Exploring Audio Hallucination in Egocentric Video Understanding
Abstract Overview
This paper studies audio hallucination in egocentric video understanding, where audio-visual language models (AV-LLMs) describe sounds that are visually implied but not actually present in the audio. The authors introduce a systematic evaluation framework based on targeted question answering, using a curated benchmark of 300 Ego4D video clips and 1,000 manually reviewed sound-focused Q/A pairs. Their framework distinguishes foreground action sounds produced by the camera wearer from background ambient sounds, enabling fine-grained analysis of hallucination behavior. Experiments on four AV-LLMs show that these models often rely on visual context rather than grounding their responses in the audio signal, with hallucination detection accuracy substantially lower than factual Q/A accuracy across all models tested.
Novelty
The paper presents the first taxonomy-driven evaluation specifically focused on audio hallucinations in egocentric videos. Its main distinctive contribution is a source-grounded benchmark and Q/A protocol that separates foreground action sounds from background ambient sounds while explicitly testing for plausible but absent audio events through dedicated hallucination Q/A pairs.
Results
Across four AV-LLMs, hallucination detection accuracy is substantially lower than factual Q/A accuracy. Qwen2.5 Omni, the strongest model tested, achieves only 27.3% and 39.5% accuracy on foreground and background hallucination Q/A, respectively, despite higher factual accuracies of 56.2% and 63.4%. Qualitative analysis identifies two recurring failure modes: imprecise grounding of actual sounds and cross-modal hallucination where models fabricate plausible but nonexistent sound sources influenced by visual context.
Key Points
- The authors build a benchmark from 300 egocentric Ego4D clips and 1,000 manually reviewed sound-focused Q/A pairs, using a two-stage pipeline (sound-source matching followed by Q/A generation) to evaluate audio hallucination systematically.

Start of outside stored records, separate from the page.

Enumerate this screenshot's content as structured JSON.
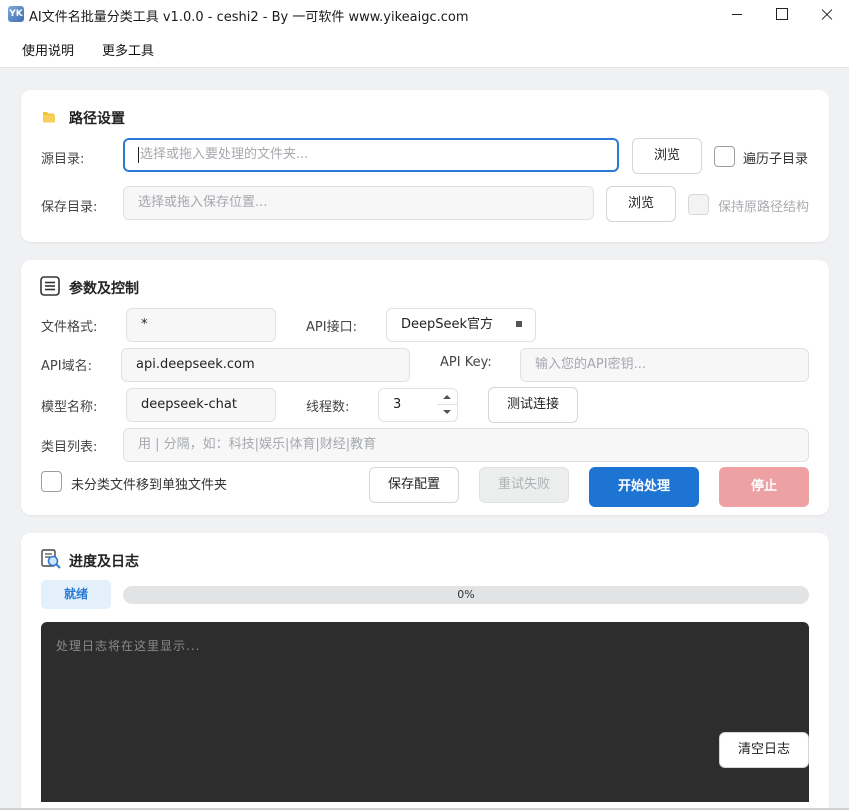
{
  "window": {
    "icon_text": "YK",
    "title": "AI文件名批量分类工具 v1.0.0 - ceshi2 - By 一可软件 www.yikeaigc.com"
  },
  "menu": {
    "items": [
      "使用说明",
      "更多工具"
    ]
  },
  "path_section": {
    "title": "路径设置",
    "source_label": "源目录:",
    "source_placeholder": "选择或拖入要处理的文件夹...",
    "browse_label": "浏览",
    "recurse_label": "遍历子目录",
    "save_label": "保存目录:",
    "save_placeholder": "选择或拖入保存位置...",
    "browse2_label": "浏览",
    "keep_structure_label": "保持原路径结构"
  },
  "params_section": {
    "title": "参数及控制",
    "file_format_label": "文件格式:",
    "file_format_value": "*",
    "api_label": "API接口:",
    "api_value": "DeepSeek官方",
    "domain_label": "API域名:",
    "domain_value": "api.deepseek.com",
    "key_label": "API Key:",
    "key_placeholder": "输入您的API密钥...",
    "model_label": "模型名称:",
    "model_value": "deepseek-chat",
    "threads_label": "线程数:",
    "threads_value": "3",
    "test_button": "测试连接",
    "categories_label": "类目列表:",
    "categories_placeholder": "用 | 分隔，如：科技|娱乐|体育|财经|教育",
    "move_unclassified_label": "未分类文件移到单独文件夹",
    "save_config_button": "保存配置",
    "retry_button": "重试失败",
    "start_button": "开始处理",
    "stop_button": "停止"
  },
  "progress_section": {
    "title": "进度及日志",
    "status": "就绪",
    "progress_percent": 0,
    "progress_text": "0%",
    "log_placeholder": "处理日志将在这里显示...",
    "clear_log_button": "清空日志"
  },
  "colors": {
    "primary": "#1e74d2",
    "stop": "#eea1a2",
    "focus_border": "#2b7ad4",
    "log_bg": "#2d2d2d"
  }
}
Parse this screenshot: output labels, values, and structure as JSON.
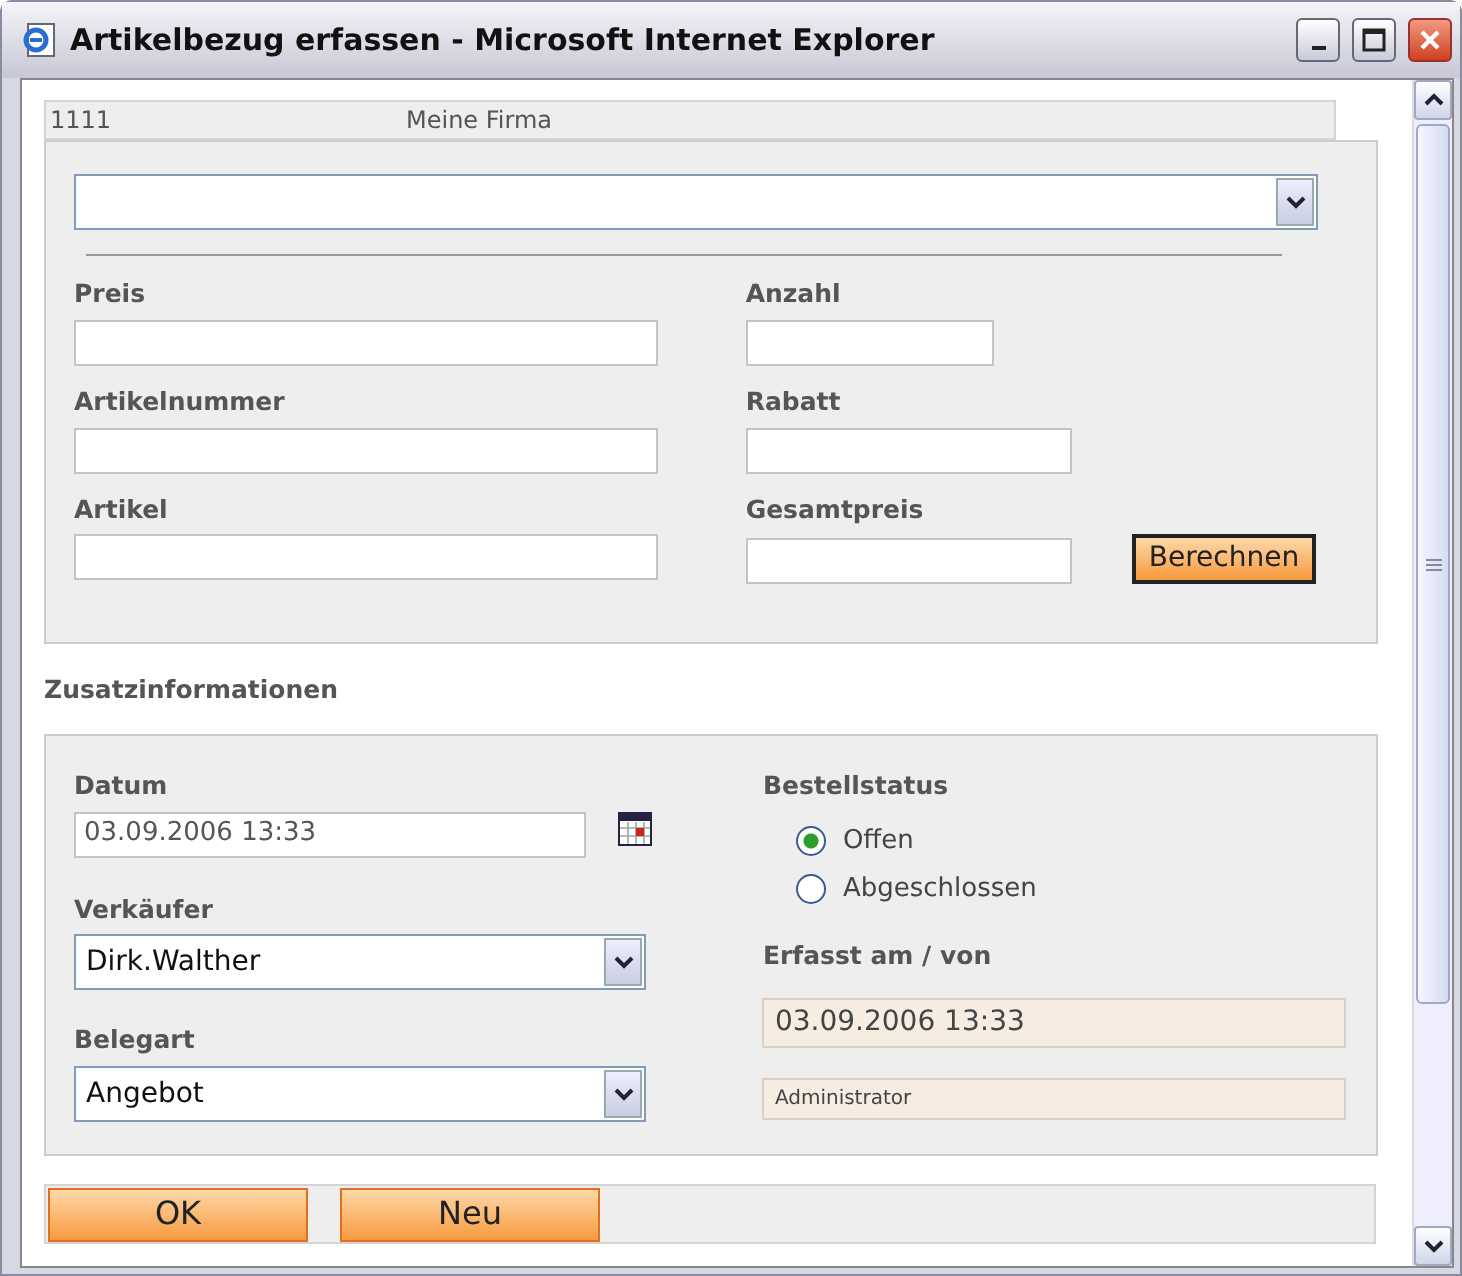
{
  "window": {
    "title": "Artikelbezug erfassen - Microsoft Internet Explorer"
  },
  "header": {
    "number": "1111",
    "company": "Meine Firma"
  },
  "article_panel": {
    "left_fields": [
      {
        "label": "Preis"
      },
      {
        "label": "Artikelnummer"
      },
      {
        "label": "Artikel"
      }
    ],
    "right_fields": [
      {
        "label": "Anzahl"
      },
      {
        "label": "Rabatt"
      },
      {
        "label": "Gesamtpreis"
      }
    ],
    "calculate_button": "Berechnen"
  },
  "extra_heading": "Zusatzinformationen",
  "extra_panel": {
    "date": {
      "label": "Datum",
      "value": "03.09.2006 13:33"
    },
    "seller": {
      "label": "Verkäufer",
      "value": "Dirk.Walther"
    },
    "document_type": {
      "label": "Belegart",
      "value": "Angebot"
    },
    "order_status": {
      "label": "Bestellstatus",
      "options": [
        {
          "label": "Offen",
          "selected": true
        },
        {
          "label": "Abgeschlossen",
          "selected": false
        }
      ]
    },
    "created": {
      "label": "Erfasst am / von",
      "date": "03.09.2006 13:33",
      "user": "Administrator"
    }
  },
  "buttons": [
    "OK",
    "Neu"
  ]
}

- They propose a grounded taxonomy that separates foreground user-generated action sounds from background ambient sounds, enabling finer analysis of model errors and revealing that background sounds consistently yield higher accuracy than foreground sounds across all models.
- Experiments on four AV-LLMs show that even the best-performing model (Qwen2.5 Omni) exhibits high hallucination rates, with all models performing substantially worse on hallucination detection than on factual Q/A, indicating strong reliance on visual priors rather than the actual audio track.